PostGISClustering

ST_ClusterWithinWin

What is ST_ClusterWithinWin?

ST_ClusterWithinWin is a PostGIS window function that returns a cluster id for each input geometry based on single-linkage clustering by distance. Any two geometries within the supplied distance are in the same cluster, and clusters merge transitively.

SQL
ST_ClusterWithinWin(geometry winset geom, float8 distance) OVER ()integer

It is the window-function companion to the aggregate ST_ClusterWithin, returning a per-row cluster id instead of collections.

When would you use ST_ClusterWithinWin?

Use ST_ClusterWithinWin when you need each row in your input to carry a cluster id — for joins, GROUP BY aggregations, or filtering. It is preferred over the aggregate when you want to combine cluster id with other attributes on the same row.

SQL
1SELECT id, name,
2       ST_ClusterWithinWin(geom, 100) OVER () AS cluster_id
3FROM stores;

FAQs

When should I use the window form vs the aggregate?

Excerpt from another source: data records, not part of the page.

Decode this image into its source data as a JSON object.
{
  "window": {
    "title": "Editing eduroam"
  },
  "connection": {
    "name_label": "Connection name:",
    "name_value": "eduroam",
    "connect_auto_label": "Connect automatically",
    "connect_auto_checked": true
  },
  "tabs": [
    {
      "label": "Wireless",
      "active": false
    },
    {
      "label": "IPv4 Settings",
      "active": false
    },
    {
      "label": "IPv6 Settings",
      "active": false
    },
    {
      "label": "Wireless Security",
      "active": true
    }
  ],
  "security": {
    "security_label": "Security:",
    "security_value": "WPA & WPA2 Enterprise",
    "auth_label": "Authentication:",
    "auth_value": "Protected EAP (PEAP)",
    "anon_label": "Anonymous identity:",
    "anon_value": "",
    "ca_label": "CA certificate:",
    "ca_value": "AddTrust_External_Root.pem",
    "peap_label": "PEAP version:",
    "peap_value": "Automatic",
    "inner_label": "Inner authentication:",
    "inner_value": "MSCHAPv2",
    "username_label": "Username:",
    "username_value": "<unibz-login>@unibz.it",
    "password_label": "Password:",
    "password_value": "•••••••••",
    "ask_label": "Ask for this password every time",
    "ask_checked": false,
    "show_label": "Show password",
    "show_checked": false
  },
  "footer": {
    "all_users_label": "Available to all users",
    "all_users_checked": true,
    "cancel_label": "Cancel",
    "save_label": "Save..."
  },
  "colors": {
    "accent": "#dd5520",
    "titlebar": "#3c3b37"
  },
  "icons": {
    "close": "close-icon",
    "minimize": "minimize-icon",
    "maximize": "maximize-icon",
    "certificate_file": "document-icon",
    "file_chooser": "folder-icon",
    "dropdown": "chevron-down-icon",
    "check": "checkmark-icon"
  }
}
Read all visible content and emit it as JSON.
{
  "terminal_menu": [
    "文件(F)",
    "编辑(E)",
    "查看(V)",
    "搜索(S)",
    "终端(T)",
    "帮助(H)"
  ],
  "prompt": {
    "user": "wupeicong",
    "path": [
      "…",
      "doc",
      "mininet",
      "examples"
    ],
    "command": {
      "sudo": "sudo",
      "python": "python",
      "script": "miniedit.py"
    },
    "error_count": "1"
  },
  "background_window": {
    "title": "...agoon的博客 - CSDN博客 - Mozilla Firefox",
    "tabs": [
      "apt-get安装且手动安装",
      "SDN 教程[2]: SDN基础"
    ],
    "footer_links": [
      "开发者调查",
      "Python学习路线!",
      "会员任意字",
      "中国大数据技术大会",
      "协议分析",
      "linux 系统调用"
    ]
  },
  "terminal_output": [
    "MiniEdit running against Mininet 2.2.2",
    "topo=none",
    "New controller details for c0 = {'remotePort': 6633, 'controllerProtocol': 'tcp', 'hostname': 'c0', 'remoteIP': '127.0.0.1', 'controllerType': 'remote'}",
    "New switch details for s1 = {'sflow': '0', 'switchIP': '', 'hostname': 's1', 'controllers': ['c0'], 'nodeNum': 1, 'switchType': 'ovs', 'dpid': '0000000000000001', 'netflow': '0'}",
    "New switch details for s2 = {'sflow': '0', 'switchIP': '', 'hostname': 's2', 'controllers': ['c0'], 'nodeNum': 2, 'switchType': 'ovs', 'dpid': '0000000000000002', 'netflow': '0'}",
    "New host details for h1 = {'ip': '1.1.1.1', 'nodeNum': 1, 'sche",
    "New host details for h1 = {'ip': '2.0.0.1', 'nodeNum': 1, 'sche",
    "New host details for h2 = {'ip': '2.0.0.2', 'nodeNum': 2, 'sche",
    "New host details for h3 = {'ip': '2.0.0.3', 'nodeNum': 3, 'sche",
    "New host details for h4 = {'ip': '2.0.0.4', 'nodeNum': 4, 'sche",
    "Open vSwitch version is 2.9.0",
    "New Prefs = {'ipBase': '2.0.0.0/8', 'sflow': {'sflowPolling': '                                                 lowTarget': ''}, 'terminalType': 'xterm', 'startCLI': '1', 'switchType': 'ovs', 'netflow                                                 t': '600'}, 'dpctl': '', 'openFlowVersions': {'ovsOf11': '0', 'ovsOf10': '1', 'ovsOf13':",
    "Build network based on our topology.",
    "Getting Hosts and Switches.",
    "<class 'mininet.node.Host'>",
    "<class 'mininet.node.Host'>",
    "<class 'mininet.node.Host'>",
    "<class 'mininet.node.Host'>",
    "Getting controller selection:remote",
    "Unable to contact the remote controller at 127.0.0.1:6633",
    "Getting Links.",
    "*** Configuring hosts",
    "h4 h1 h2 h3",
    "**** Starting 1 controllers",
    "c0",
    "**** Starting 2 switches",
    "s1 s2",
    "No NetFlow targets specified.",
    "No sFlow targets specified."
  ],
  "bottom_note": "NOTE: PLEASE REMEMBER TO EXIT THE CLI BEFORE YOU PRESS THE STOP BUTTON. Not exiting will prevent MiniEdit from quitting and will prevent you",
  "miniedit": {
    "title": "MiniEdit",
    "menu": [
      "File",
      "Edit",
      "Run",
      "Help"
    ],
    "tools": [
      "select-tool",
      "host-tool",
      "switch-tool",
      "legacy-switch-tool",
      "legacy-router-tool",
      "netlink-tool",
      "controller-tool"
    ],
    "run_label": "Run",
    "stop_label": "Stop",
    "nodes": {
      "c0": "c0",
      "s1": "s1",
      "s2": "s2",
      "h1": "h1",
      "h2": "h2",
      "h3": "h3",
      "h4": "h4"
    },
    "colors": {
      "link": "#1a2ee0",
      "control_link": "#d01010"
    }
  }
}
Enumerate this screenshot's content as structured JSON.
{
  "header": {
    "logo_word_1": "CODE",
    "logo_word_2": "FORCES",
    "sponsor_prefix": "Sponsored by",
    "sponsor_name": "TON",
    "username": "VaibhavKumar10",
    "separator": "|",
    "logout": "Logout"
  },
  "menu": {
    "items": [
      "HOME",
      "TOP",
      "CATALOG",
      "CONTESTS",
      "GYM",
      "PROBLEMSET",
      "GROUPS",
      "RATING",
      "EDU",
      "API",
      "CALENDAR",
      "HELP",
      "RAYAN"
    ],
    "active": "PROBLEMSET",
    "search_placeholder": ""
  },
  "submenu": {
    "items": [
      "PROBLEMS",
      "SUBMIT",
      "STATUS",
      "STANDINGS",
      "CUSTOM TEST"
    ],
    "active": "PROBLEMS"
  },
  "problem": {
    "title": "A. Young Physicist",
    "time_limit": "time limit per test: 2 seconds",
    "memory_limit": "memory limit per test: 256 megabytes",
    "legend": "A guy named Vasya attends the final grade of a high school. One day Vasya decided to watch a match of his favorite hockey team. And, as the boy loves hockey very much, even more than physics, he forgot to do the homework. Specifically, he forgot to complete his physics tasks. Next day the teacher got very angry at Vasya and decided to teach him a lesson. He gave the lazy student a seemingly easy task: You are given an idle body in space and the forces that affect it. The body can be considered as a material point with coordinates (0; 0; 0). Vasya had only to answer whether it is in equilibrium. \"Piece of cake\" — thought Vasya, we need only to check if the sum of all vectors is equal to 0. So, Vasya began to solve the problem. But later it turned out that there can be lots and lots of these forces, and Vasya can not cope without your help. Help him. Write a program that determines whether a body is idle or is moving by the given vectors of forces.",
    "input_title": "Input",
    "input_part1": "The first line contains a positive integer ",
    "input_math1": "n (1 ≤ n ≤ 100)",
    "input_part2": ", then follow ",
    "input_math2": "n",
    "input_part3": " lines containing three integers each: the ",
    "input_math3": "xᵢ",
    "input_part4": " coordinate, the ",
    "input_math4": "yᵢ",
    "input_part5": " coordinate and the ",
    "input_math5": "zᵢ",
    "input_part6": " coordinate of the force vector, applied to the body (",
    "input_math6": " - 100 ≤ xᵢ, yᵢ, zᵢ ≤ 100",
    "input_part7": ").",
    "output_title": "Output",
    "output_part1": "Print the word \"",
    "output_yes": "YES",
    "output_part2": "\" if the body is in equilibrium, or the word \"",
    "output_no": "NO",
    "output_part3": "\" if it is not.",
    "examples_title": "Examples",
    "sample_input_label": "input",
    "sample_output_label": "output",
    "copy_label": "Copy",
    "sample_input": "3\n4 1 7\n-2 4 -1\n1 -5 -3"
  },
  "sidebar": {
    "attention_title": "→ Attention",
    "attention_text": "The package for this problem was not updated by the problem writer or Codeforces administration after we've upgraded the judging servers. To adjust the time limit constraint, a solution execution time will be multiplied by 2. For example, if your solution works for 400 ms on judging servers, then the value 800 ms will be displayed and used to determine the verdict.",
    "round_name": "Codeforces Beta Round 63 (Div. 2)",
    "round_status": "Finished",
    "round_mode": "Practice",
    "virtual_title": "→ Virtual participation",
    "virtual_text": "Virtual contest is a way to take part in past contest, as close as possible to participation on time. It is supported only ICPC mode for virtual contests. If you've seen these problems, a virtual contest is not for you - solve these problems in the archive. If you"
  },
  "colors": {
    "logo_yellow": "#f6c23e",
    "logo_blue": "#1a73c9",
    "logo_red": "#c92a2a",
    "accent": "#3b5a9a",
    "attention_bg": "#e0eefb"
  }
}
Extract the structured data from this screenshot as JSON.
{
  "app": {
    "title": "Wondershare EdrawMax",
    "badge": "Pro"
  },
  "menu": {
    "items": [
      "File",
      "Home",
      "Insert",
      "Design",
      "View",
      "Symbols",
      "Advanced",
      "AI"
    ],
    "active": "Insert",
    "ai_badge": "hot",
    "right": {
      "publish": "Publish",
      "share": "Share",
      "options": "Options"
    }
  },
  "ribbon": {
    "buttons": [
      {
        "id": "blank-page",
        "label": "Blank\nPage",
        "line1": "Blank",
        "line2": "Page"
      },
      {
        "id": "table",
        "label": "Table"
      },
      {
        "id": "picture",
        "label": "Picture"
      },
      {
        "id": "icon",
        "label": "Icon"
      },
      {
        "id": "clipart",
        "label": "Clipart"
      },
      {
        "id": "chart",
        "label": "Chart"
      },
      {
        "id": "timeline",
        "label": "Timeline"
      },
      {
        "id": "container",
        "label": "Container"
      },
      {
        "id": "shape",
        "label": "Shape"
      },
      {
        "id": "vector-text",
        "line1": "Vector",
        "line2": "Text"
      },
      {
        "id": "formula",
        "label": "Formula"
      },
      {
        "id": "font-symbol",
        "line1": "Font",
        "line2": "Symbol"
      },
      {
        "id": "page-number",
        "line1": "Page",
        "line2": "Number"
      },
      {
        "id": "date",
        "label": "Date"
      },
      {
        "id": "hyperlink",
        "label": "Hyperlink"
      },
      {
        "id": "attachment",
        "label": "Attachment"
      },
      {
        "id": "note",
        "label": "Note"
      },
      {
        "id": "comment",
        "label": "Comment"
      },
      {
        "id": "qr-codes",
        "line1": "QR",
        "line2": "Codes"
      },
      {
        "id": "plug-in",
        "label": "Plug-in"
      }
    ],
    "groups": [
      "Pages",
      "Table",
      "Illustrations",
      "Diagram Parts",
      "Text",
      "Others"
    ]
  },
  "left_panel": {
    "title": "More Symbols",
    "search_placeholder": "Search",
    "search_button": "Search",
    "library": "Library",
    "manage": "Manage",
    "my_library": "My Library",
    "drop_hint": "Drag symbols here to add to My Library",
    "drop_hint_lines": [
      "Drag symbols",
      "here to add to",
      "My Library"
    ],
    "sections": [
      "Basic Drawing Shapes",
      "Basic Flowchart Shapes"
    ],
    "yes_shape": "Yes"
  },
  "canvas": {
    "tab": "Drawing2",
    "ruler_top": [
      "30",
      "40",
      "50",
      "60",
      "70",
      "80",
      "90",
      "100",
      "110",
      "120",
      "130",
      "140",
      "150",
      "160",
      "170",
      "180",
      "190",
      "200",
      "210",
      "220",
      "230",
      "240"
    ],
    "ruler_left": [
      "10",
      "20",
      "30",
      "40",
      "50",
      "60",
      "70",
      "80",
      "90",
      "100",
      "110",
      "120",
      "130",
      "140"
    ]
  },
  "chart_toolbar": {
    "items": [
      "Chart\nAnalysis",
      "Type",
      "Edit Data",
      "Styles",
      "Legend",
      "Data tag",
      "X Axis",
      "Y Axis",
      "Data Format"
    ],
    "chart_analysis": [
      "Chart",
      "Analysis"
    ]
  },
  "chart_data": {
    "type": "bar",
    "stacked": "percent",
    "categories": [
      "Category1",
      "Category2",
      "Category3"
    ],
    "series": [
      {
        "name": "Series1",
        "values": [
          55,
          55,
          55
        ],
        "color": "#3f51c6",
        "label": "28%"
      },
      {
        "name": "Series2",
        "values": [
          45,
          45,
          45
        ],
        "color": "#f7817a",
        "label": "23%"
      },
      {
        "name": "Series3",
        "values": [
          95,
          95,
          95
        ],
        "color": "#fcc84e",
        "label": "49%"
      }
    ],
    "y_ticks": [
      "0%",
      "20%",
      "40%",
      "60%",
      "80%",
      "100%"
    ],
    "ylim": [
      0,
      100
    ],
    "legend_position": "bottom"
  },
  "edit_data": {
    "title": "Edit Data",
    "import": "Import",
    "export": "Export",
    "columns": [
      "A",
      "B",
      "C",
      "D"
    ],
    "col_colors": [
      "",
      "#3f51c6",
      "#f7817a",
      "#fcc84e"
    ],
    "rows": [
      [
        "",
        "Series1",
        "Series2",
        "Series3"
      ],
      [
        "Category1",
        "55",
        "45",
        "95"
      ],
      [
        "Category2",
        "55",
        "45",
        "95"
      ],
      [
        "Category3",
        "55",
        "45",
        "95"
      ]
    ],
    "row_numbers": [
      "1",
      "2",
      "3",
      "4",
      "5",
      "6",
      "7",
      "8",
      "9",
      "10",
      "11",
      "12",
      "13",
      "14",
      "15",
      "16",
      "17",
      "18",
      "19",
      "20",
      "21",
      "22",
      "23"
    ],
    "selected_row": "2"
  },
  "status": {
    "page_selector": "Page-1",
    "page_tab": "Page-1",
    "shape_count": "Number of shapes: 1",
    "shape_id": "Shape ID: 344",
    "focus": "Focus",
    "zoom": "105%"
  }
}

Use the window form (ST_ClusterWithinWin) when you need each input row labelled with a cluster id for further per-row operations. Use the aggregate (ST_ClusterWithin) when you want the cluster geometries packaged as arrays of GeometryCollections.

What units is the distance in?

Whatever the input geometry's SRID uses — metres for projected CRSs, degrees for geographic ones. For metre-based thresholds on EPSG:4326 data, reproject first.

How is it different from ST_ClusterDBSCAN?

ST_ClusterWithinWin is equivalent to DBSCAN with minpoints = 1 — every group of connected features, no matter how small, becomes a cluster. DBSCAN's minpoints > 1 lets you flag sparse clusters as noise; use it when you want to reject outliers.

Does it handle very large datasets efficiently?

Yes — PostGIS builds a spatial index for the window partition and uses it to find neighbours within distance. Use PARTITION BY to scope clustering within regions or categories and keep each window small.